Equivariant Harmonic Maps

Abstract

Harmonic maps between Riemannian manifolds satisfy a system of quasi-linear partial differential equations. In order to have existence results one would solve PDE’s on certain manifolds. In the case when the sectional curvature of the target manifold is nonpositive or the image of the map is contained in a geodesic convex neighborhood, such a problem has been solved in [E-S], [H-K-W] and [S-U1] by PDE method. But, for maps into positively curved manifolds, especially for harmonic maps between spheres, the PDE method is not successful. By heat flow method the solution blows up at finite time (cf. [C-G], [D2], [C-D]). In this case any harmonic map is unstable (see [X1], [Le1]) and the direct method is not applicable.
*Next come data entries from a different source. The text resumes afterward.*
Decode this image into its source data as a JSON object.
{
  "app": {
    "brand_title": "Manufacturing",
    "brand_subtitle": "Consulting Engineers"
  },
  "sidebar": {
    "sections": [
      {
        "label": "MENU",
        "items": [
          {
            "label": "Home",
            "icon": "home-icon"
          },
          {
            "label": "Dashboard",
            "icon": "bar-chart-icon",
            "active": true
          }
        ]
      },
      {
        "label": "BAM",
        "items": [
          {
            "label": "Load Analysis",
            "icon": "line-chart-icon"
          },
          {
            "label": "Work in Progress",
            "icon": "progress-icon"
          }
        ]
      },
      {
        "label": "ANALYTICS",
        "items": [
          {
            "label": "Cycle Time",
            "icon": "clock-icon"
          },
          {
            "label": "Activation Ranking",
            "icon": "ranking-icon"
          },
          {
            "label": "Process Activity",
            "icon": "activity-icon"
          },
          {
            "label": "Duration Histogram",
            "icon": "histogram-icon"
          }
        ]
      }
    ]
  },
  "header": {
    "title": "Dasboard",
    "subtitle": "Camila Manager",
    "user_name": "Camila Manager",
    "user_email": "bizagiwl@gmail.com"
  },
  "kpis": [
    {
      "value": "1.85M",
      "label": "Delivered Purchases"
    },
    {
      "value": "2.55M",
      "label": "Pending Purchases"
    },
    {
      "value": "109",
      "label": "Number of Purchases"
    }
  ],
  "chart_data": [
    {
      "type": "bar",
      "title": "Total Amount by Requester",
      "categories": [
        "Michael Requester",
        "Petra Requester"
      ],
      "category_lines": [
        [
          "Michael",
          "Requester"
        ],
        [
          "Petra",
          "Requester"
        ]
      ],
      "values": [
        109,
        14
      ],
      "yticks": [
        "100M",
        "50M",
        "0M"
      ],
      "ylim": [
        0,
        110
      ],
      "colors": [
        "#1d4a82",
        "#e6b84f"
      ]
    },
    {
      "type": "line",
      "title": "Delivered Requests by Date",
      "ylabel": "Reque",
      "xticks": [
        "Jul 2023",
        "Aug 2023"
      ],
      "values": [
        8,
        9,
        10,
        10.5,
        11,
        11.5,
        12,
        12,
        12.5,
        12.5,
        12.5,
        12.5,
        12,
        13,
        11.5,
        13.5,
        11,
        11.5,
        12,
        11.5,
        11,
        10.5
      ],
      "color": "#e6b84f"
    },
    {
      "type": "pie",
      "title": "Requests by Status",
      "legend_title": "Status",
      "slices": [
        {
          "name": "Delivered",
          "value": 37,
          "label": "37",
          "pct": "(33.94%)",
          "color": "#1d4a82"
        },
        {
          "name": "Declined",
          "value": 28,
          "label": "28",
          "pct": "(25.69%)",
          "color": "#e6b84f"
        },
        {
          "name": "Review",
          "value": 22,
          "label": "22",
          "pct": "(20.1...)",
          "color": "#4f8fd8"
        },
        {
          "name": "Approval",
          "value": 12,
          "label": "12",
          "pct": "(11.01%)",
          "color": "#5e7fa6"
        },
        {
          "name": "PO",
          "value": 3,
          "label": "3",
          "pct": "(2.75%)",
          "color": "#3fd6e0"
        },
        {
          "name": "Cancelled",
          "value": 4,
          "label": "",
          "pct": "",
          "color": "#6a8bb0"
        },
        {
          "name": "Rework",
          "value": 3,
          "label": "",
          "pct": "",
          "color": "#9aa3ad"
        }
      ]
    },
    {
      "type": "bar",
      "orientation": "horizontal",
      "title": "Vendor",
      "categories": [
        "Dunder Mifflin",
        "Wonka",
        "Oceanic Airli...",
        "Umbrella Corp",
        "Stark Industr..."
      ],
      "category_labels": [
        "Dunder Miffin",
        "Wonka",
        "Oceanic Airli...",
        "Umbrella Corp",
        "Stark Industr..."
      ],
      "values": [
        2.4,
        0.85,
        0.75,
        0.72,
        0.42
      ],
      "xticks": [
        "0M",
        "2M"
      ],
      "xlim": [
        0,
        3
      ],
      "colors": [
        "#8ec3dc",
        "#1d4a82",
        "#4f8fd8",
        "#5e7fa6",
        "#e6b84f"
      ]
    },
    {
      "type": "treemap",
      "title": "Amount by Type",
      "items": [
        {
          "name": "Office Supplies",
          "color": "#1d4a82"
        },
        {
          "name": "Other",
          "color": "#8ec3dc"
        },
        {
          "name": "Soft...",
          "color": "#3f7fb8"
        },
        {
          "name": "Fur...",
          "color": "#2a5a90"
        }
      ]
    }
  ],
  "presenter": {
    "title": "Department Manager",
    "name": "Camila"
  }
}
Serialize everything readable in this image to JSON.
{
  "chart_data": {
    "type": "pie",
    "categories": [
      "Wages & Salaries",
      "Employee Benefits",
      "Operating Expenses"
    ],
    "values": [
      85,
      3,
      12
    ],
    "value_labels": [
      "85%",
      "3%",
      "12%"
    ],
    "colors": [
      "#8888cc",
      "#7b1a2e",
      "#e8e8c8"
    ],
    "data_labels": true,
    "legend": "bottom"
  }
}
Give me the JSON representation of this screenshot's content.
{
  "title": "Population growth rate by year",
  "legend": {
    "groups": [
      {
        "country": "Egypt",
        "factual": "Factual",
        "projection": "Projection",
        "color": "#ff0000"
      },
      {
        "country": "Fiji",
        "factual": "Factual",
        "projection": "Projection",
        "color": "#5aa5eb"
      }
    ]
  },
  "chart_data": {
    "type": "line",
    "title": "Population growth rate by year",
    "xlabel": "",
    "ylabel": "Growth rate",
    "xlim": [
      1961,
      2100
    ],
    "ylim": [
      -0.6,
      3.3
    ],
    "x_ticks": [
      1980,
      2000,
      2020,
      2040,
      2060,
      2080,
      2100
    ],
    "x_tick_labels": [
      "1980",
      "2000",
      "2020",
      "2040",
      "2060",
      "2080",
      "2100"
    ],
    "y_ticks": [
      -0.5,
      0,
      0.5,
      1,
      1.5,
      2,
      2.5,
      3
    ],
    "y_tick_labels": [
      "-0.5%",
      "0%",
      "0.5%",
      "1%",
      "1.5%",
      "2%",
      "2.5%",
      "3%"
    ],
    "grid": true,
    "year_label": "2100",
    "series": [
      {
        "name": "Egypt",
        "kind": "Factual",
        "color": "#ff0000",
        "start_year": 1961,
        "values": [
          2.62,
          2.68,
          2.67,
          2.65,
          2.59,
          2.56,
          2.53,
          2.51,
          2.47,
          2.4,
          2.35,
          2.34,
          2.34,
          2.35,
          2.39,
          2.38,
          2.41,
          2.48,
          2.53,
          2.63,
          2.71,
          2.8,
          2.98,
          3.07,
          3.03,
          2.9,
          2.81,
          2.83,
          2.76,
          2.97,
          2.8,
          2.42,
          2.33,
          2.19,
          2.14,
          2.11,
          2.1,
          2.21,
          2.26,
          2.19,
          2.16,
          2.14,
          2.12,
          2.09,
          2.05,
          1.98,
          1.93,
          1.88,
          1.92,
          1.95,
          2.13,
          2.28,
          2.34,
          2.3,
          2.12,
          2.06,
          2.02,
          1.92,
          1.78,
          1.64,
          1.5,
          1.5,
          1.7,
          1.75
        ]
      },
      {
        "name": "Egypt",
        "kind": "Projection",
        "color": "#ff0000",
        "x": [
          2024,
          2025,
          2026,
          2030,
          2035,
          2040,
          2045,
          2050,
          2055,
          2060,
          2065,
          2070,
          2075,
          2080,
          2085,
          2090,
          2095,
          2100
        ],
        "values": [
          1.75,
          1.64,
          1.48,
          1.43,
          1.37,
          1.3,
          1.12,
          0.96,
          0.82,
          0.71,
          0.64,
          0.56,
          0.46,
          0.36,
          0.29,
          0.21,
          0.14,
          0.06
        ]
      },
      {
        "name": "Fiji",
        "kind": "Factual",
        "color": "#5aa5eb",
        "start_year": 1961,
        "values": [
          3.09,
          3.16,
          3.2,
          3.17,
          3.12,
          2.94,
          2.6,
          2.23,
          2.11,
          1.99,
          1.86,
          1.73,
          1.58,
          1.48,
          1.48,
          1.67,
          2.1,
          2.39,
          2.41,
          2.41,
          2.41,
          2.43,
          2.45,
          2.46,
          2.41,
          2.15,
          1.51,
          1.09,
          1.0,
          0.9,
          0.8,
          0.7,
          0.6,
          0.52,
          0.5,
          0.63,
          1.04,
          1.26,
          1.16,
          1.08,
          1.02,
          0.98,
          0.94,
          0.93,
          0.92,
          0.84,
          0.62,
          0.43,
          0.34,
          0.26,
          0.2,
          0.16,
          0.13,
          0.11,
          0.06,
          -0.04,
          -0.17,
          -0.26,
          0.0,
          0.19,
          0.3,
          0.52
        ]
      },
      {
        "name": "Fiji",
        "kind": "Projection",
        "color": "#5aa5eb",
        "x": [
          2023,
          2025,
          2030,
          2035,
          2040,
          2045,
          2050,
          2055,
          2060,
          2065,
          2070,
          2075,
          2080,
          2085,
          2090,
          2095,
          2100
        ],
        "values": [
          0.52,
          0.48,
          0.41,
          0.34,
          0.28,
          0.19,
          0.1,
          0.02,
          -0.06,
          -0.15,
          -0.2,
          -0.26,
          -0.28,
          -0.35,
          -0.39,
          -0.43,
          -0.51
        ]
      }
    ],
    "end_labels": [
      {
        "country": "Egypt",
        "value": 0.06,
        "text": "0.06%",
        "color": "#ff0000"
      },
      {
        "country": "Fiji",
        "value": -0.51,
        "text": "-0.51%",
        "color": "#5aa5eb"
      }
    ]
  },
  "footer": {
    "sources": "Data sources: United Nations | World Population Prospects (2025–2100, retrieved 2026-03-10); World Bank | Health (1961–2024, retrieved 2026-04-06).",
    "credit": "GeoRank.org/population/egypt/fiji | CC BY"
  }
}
If the manifolds possess an additional geometric structure and the maps between them are equivariant, one can find special solutions to the harmonicity equations. This method has been successfully utilized in [Sm2], [P-R], [D1], [E-R1] [Ur], [X13], [X14] and [X15]. Recently, in their monograph [E-R2] Eells-Ratto emphasize the ODE method to the elliptic variational problems. The present chapter is also devoted to the equivariant harmonic maps. Besides single ODE, the reduction equations can also be a system of ODE’s or a single PDE with fewer independent variables than the original harmonicity equations. Such examples show that the equivariant method is a potential method to find nonminimal critical points in geometric variational problems.